The Cayman Islands: Walking Tour
| Take Time To Stroll Through Historic Georgetown|
Follow the Georgetown map, starting at the Old Courts Building, which is now the Cayman Islands National Museum. It features exhibits of the natural and cultural history of the islands as well as an audio-visual presentation.
On Harbour Drive past the cruisedock is Elmslie Memorial Church, built by Capt. Rayal Bodden, a well-known shipwright. To the right, by the car park, are old grave markers shaped like houses, with small ones for children, typical of graves on these islands. Inside see the timber ceiling resembling a schooner's hull. In the churchyard is the War Memorial, and across the street, the Seamen's Memorial, with names of 153 Caymanians lost at sea. Next to it are the remains of Fort George, built in 1790 for defense against the Spaniards who raided the islands, taking captives to Cuba.

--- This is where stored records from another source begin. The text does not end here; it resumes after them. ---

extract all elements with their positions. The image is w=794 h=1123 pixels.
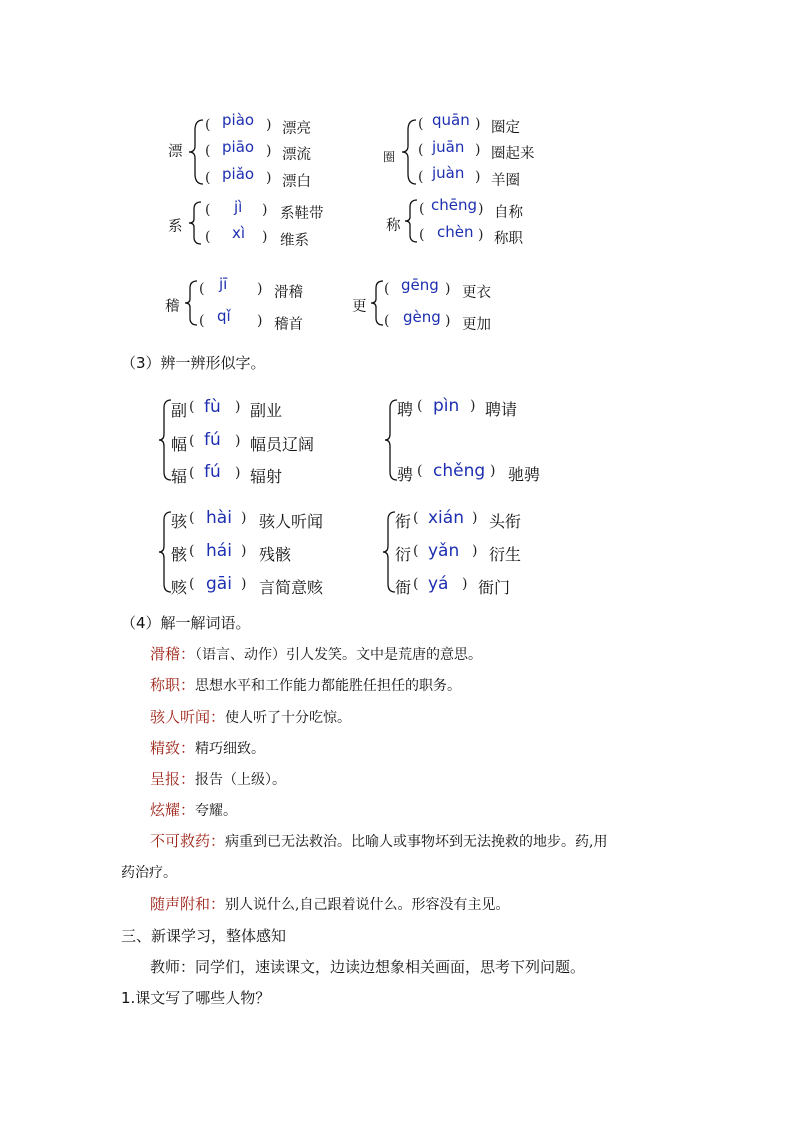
example-word: 更加 — [462, 317, 491, 333]
pinyin: gèng — [403, 308, 441, 326]
definition-text-continued: 药治疗。 — [121, 865, 177, 881]
pinyin: fú — [204, 462, 221, 482]
brace-icon — [183, 279, 199, 327]
polyphone-char: 系 — [168, 219, 183, 235]
example-word: 头衔 — [489, 512, 522, 531]
definition-term: 滑稽： — [150, 645, 196, 663]
definition-text: 别人说什么,自己跟着说什么。形容没有主见。 — [225, 897, 510, 913]
similar-char: 辐 — [171, 467, 188, 486]
definition-text: 病重到已无法救治。比喻人或事物坏到无法挽救的地步。药,用 — [225, 834, 608, 850]
example-word: 漂白 — [282, 174, 311, 190]
definition-term: 不可救药： — [150, 832, 226, 850]
pinyin: yá — [428, 574, 449, 594]
section-3-title: （3）辨一辨形似字。 — [121, 354, 266, 372]
example-word: 更衣 — [462, 285, 491, 301]
example-word: 衙门 — [478, 578, 511, 597]
pinyin: gēng — [401, 276, 439, 294]
polyphone-char: 更 — [352, 299, 367, 315]
example-word: 维系 — [280, 233, 309, 249]
pinyin: xì — [232, 224, 246, 242]
definition-term: 炫耀： — [150, 801, 196, 819]
pinyin: fù — [204, 397, 221, 417]
example-word: 自称 — [494, 205, 523, 221]
pinyin: hái — [206, 541, 232, 561]
pinyin: chěng — [433, 461, 486, 481]
definition-text: （语言、动作）引人发笑。文中是荒唐的意思。 — [195, 647, 483, 663]
example-word: 聘请 — [485, 400, 518, 419]
similar-char: 幅 — [171, 435, 188, 454]
definition-term: 骇人听闻： — [150, 708, 226, 726]
definition-item — [150, 737, 265, 758]
pinyin: jī — [219, 275, 228, 293]
pinyin: piāo — [222, 138, 255, 156]
definition-text: 精巧细致。 — [195, 741, 266, 757]
definition-term: 称职： — [150, 676, 196, 694]
definition-item — [150, 799, 237, 820]
definition-term: 精致： — [150, 739, 196, 757]
polyphone-char: 稽 — [165, 299, 180, 315]
example-word: 羊圈 — [491, 173, 520, 189]
pinyin: qǐ — [217, 307, 231, 325]
pinyin: quān — [432, 111, 470, 129]
section-4-title: （4）解一解词语。 — [121, 614, 251, 632]
example-word: 幅员辽阔 — [250, 435, 315, 454]
example-word: 残骸 — [259, 545, 292, 564]
example-word: 副业 — [250, 401, 283, 420]
definition-term: 呈报： — [150, 770, 196, 788]
definition-text: 使人听了十分吃惊。 — [225, 710, 352, 726]
similar-char: 骋 — [397, 465, 414, 484]
brace-icon — [403, 198, 419, 244]
example-word: 系鞋带 — [280, 206, 324, 222]
pinyin: piǎo — [222, 165, 255, 183]
brace-icon — [187, 200, 203, 246]
example-word: 辐射 — [250, 467, 283, 486]
pinyin: juàn — [432, 164, 465, 182]
example-word: 衍生 — [489, 545, 522, 564]
example-word: 圈起来 — [491, 146, 535, 162]
pinyin: jì — [234, 198, 243, 216]
definition-item — [150, 674, 461, 695]
example-word: 骇人听闻 — [259, 512, 324, 531]
similar-char: 赅 — [171, 578, 188, 597]
definition-term: 随声附和： — [150, 895, 226, 913]
similar-char: 聘 — [397, 400, 414, 419]
similar-char: 副 — [171, 401, 188, 420]
definition-item — [150, 893, 509, 914]
example-word: 滑稽 — [274, 285, 303, 301]
teacher-instruction: 教师：同学们，速读课文，边读边想象相关画面，思考下列问题。 — [150, 958, 586, 976]
example-word: 言简意赅 — [259, 578, 324, 597]
polyphone-char: 漂 — [168, 144, 183, 160]
section-heading: 三、新课学习，整体感知 — [121, 927, 287, 945]
pinyin: pìn — [433, 396, 460, 416]
definition-item — [150, 768, 286, 789]
definition-text: 报告（上级）。 — [195, 772, 287, 788]
definition-text: 夸耀。 — [195, 803, 238, 819]
pinyin: gāi — [206, 574, 232, 594]
pinyin: juān — [432, 138, 465, 156]
definition-item — [150, 830, 607, 851]
brace-icon — [187, 118, 205, 186]
pinyin: hài — [206, 508, 232, 528]
similar-char: 骇 — [171, 512, 188, 531]
similar-char: 骸 — [171, 545, 188, 564]
brace-icon — [400, 118, 418, 186]
definition-item — [150, 643, 482, 664]
example-word: 圈定 — [491, 120, 520, 136]
similar-char: 衔 — [395, 512, 412, 531]
similar-char: 衍 — [395, 545, 412, 564]
question-1: 1.课文写了哪些人物？ — [121, 989, 271, 1007]
pinyin: yǎn — [428, 541, 460, 561]
definition-item — [150, 706, 351, 727]
pinyin: xián — [428, 508, 464, 528]
example-word: 稽首 — [274, 317, 303, 333]
similar-char: 衙 — [395, 578, 412, 597]
example-word: 称职 — [494, 231, 523, 247]
definition-text: 思想水平和工作能力都能胜任担任的职务。 — [195, 678, 462, 694]
pinyin: fú — [204, 430, 221, 450]
brace-icon — [369, 279, 385, 327]
example-word: 驰骋 — [508, 465, 541, 484]
polyphone-char: 称 — [386, 218, 401, 234]
polyphone-char: 圈 — [383, 150, 396, 164]
pinyin: piào — [222, 111, 255, 129]
example-word: 漂亮 — [282, 121, 311, 137]
example-word: 漂流 — [282, 147, 311, 163]
pinyin: chēng — [431, 196, 478, 214]
pinyin: chèn — [437, 223, 474, 241]
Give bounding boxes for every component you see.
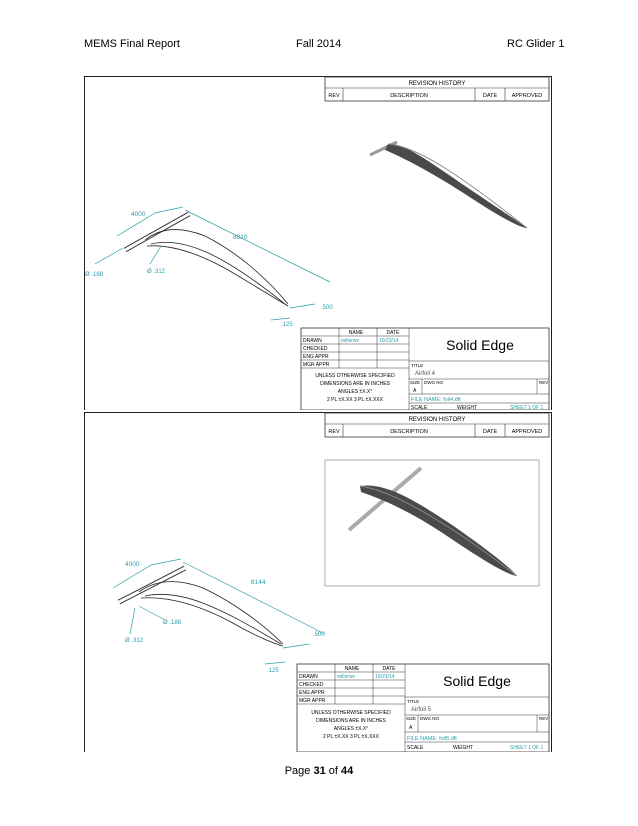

Then walk up Fort Street to the modern Legislative Assembly, which houses photos of the old days in Cayman, showing the Town Hall and 1919 Peace Memorial next door.
Outside the Hall is the Clock Tower, built in memory of King George V, and across the street is the Public Library built in 1939, the ceiling of which is decorated with shields depicting Britain's famous institutions of learning. If court is in session in the Law Courts across Edward Street, you can quietly watch wigged barristers argue before elaborately robed judges.
The curved facade of the Post Office, also built by Captain Rayal, can be seen down Edwards Street. Its ceiling also recalls a ship's timber work. Past the corner of Elgin Avenue and Shedden Road are traditional cabin-style houses with the "cook rum" or separate kitchen in the back. End your walk at the lovely Panton Square.
Remember, we drive left, so be careful and look right when crossing streets.